Once our garage sale marathon came to an end, we slowly began moving what was left of our belongings across town to my parents’ home. It was one of the trickier moving situations I have experienced because many of the items we kept are used on a daily or regular basis. I couldn’t exactly throw our underwear and toothbrushes in a box until we were ready to fully move out of the house, so a good portion of our things had to remain unpacked until the very last day. It was also interesting because some of the bigger furniture items were staying with the house, and we continued to sleep in our bed until we sold it a few days prior to closing. Because of that, the progress was harder to see and the feelings of finality were deferred for a few extra days. However, after we had slept our last night there and loaded our bedroom furniture into a stranger’s truck, the emotions began to rise up and confirm that we were actually doing this. We were completing this huge step that, only a couple short months before, had been nothing more than a what if? conversation.

The day before the new owners officially took possession, we cleared the rest of our stuff out and cleaned. And I mean, cuh-leaned. I am certainly not the poster child for a spotless home, but ask me to clean an empty house, and I can make that thing sparkle! Before we left for the last time, we stood as a family in the empty “middle room”, holding hands and praising God for that home. Through tears, we thanked Him for the many wonderful days we had there and the memories we could hold on to. Then, we said our final goodbyes and had our neighbor take a picture to commemorate another chapter closed.

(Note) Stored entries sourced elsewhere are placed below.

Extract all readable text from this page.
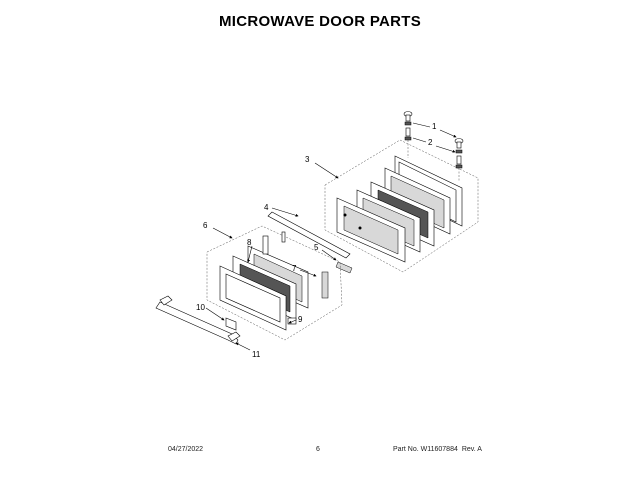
MICROWAVE DOOR PARTS
1
2
3
4
5
6
7
8
9
10
11
04/27/2022	6	Part No. W11607884 Rev. A
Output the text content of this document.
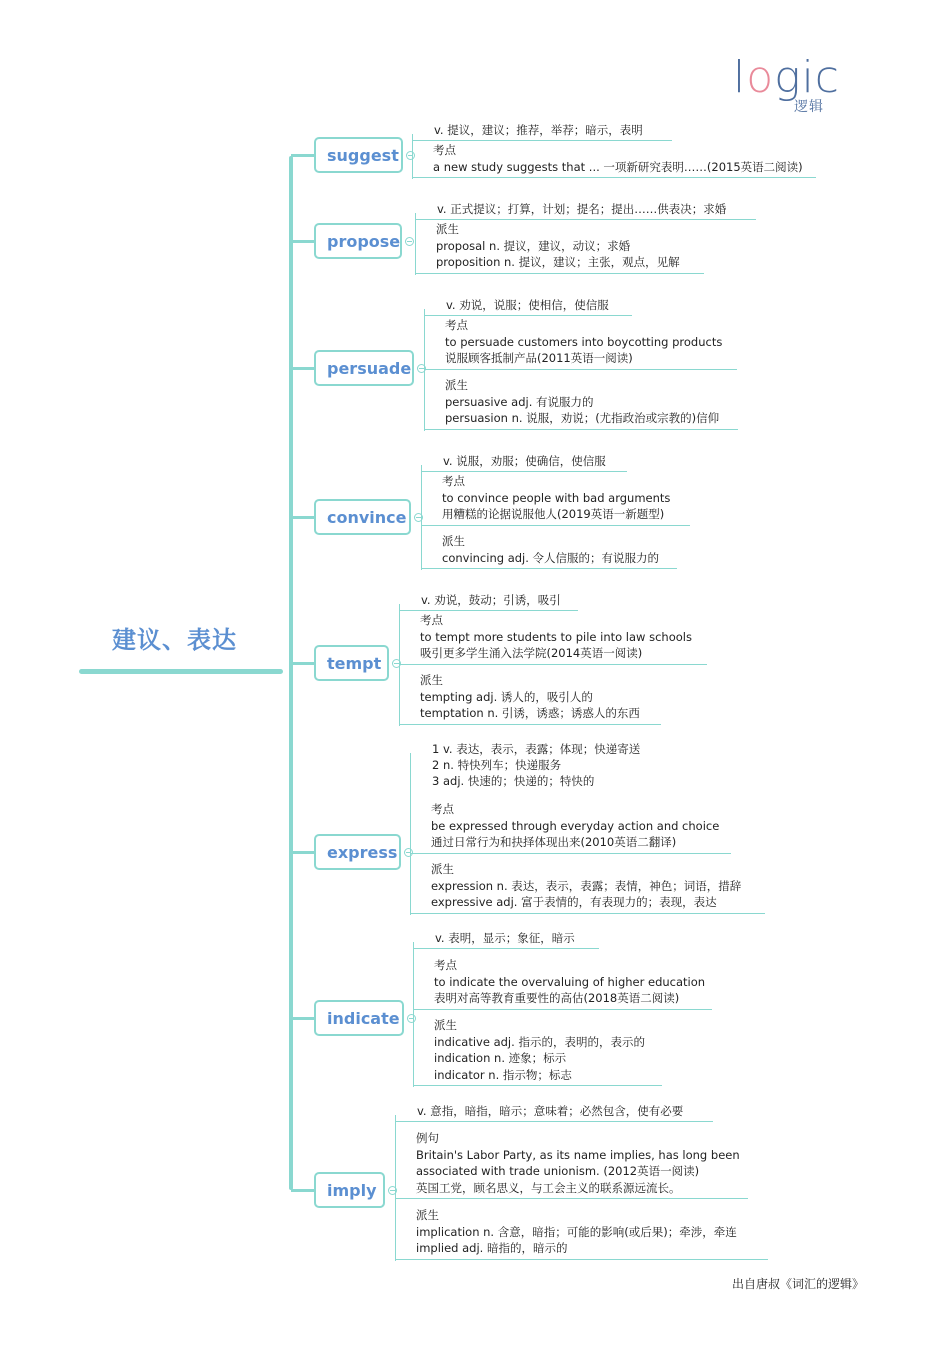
logic
逻辑
建议、表达
suggest
v. 提议，建议；推荐，举荐；暗示，表明
考点
a new study suggests that ... 一项新研究表明……(2015英语二阅读)
propose
v. 正式提议；打算，计划；提名；提出……供表决；求婚
派生
proposal n. 提议，建议，动议；求婚
proposition n. 提议，建议；主张，观点，见解
persuade
v. 劝说，说服；使相信，使信服
考点
to persuade customers into boycotting products
说服顾客抵制产品(2011英语一阅读)
派生
persuasive adj. 有说服力的
persuasion n. 说服，劝说；(尤指政治或宗教的)信仰
convince
v. 说服，劝服；使确信，使信服
考点
to convince people with bad arguments
用糟糕的论据说服他人(2019英语一新题型)
派生
convincing adj. 令人信服的；有说服力的
tempt
v. 劝说，鼓动；引诱，吸引
考点
to tempt more students to pile into law schools
吸引更多学生涌入法学院(2014英语一阅读)
派生
tempting adj. 诱人的，吸引人的
temptation n. 引诱，诱惑；诱惑人的东西
express
1 v. 表达，表示，表露；体现；快递寄送
2 n. 特快列车；快递服务
3 adj. 快速的；快递的；特快的
考点
be expressed through everyday action and choice
通过日常行为和抉择体现出来(2010英语二翻译)
派生
expression n. 表达，表示，表露；表情，神色；词语，措辞
expressive adj. 富于表情的，有表现力的；表现，表达
indicate
v. 表明，显示；象征，暗示
考点
to indicate the overvaluing of higher education
表明对高等教育重要性的高估(2018英语二阅读)
派生
indicative adj. 指示的，表明的，表示的
indication n. 迹象；标示
indicator n. 指示物；标志
imply
v. 意指，暗指，暗示；意味着；必然包含，使有必要
例句
Britain's Labor Party, as its name implies, has long been
associated with trade unionism. (2012英语一阅读)
英国工党，顾名思义，与工会主义的联系源远流长。
派生
implication n. 含意，暗指；可能的影响(或后果)；牵涉，牵连
implied adj. 暗指的，暗示的
出自唐叔《词汇的逻辑》
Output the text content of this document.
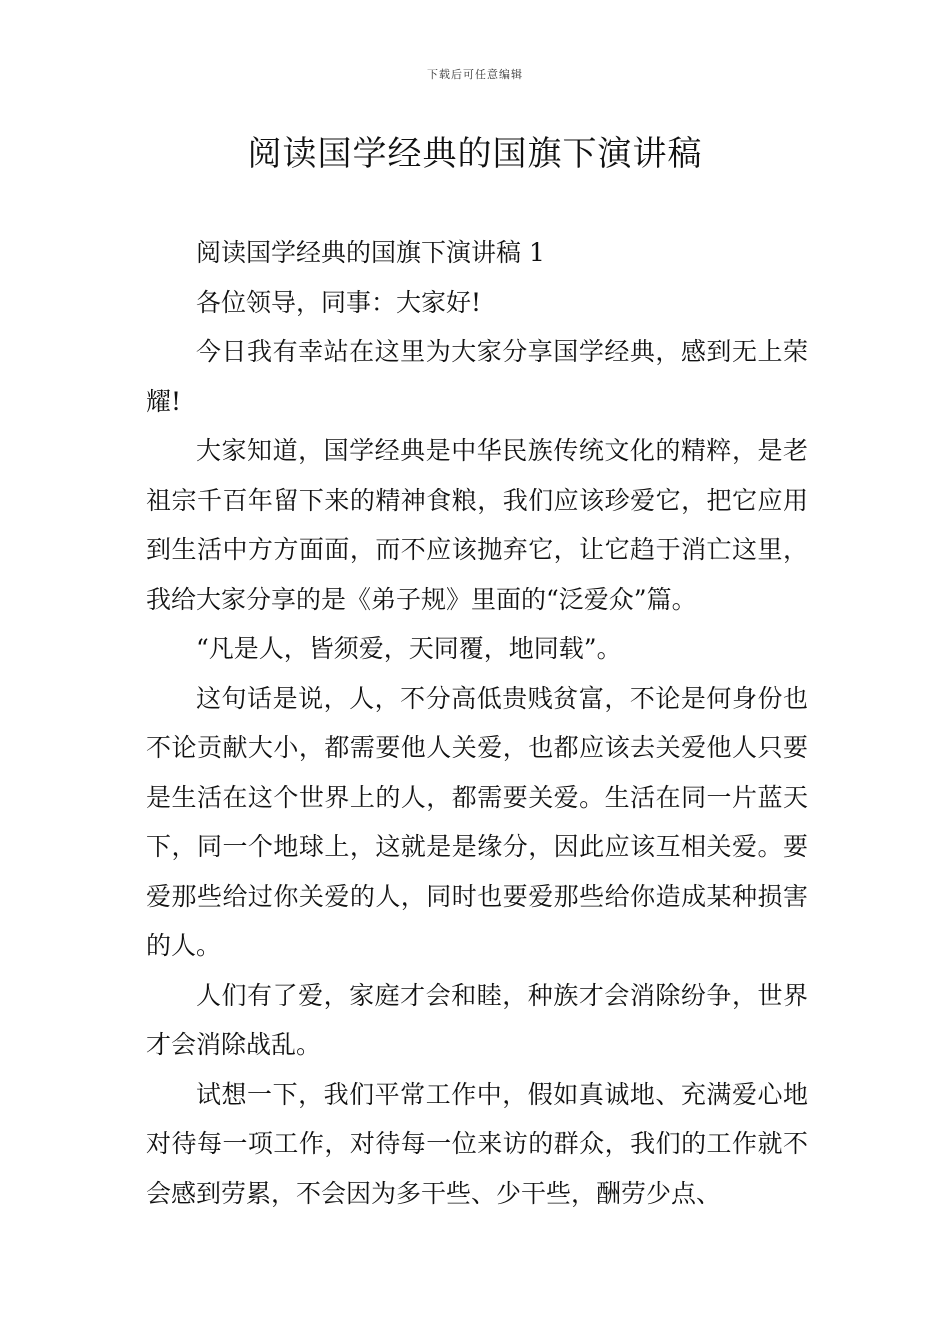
下载后可任意编辑
阅读国学经典的国旗下演讲稿

阅读国学经典的国旗下演讲稿 1

各位领导，同事：大家好!

今日我有幸站在这里为大家分享国学经典，感到无上荣耀!

大家知道，国学经典是中华民族传统文化的精粹，是老祖宗千百年留下来的精神食粮，我们应该珍爱它，把它应用到生活中方方面面，而不应该抛弃它，让它趋于消亡这里，我给大家分享的是《弟子规》里面的“泛爱众”篇。

“凡是人，皆须爱，天同覆，地同载”。

这句话是说，人，不分高低贵贱贫富，不论是何身份也不论贡献大小，都需要他人关爱，也都应该去关爱他人只要是生活在这个世界上的人，都需要关爱。生活在同一片蓝天下，同一个地球上，这就是是缘分，因此应该互相关爱。要爱那些给过你关爱的人，同时也要爱那些给你造成某种损害的人。

人们有了爱，家庭才会和睦，种族才会消除纷争，世界才会消除战乱。

试想一下，我们平常工作中，假如真诚地、充满爱心地对待每一项工作，对待每一位来访的群众，我们的工作就不会感到劳累，不会因为多干些、少干些，酬劳少点、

We have moved into a really great temporary situation, where we have plenty of space and separation, and the kids have the special opportunity to spend more time with one set of their grandparents. It is definitely an adjustment for everyone, but for the most part, the kids are rolling with it. There have been some tears and sadness over missing our old house and neighborhood friends, particularly from our daughter. The boys have responded more subtly to the many changes, and I am trying to show them grace in moments of behavior shifts and moodiness. I need to remember that sometimes they just don’t know how to verbalize their emotions, especially our youngest. We have had several good talks with our oldest about what he is feeling and missing and what he is hoping for our family during this time. I think it has helped him examine his heart and recognize behaviors that are being displayed out of sadness or confusion and those that are exhibited our of fear or anger. Those conversations have helped me look at my own heart and repent of my tendency to respond out of my feelings.

There have also been some really great times of laughter and settling in to the reality of our life for this next season. We are looking forward to the future, but we want this time to be full of great memories and closeness as a family as well. I found a great deal on a 16′ above-ground pool, so we set that up in the backyard for the summer, and the whole family has really enjoyed it! We all, but certainly the kids, love spending more time with my mom and dad too. They are creating sweet memories with their grandparents that they will carry with them for their entire lives. That in itself makes any amount of inconvenience totally worth it in my mind. The first week we were here, while my husband and I were at a meeting at church, our youngest son lost his first tooth. How cool for my mom to experience that with him and to actually help him pull it out! She was so thankful to be a part of that milestone in his little life, and we were thrilled she had that chance.

As we continue to adjust to life without a home of our own, we desire to embrace the change and the beauty of being uncomfortable. We want to be grateful for all that God has provided for us. I have loved seeing how resilient and adaptable our kids really are! I am excited to see them grow as they learn to understand and acknowledge their thoughts and feelings surrounding this time of transition. We know this time is temporary, but we want to learn and live in each moment – fun or difficult, exciting or mundane. We are certain this season has purpose, and we long to walk that out in submission and joy.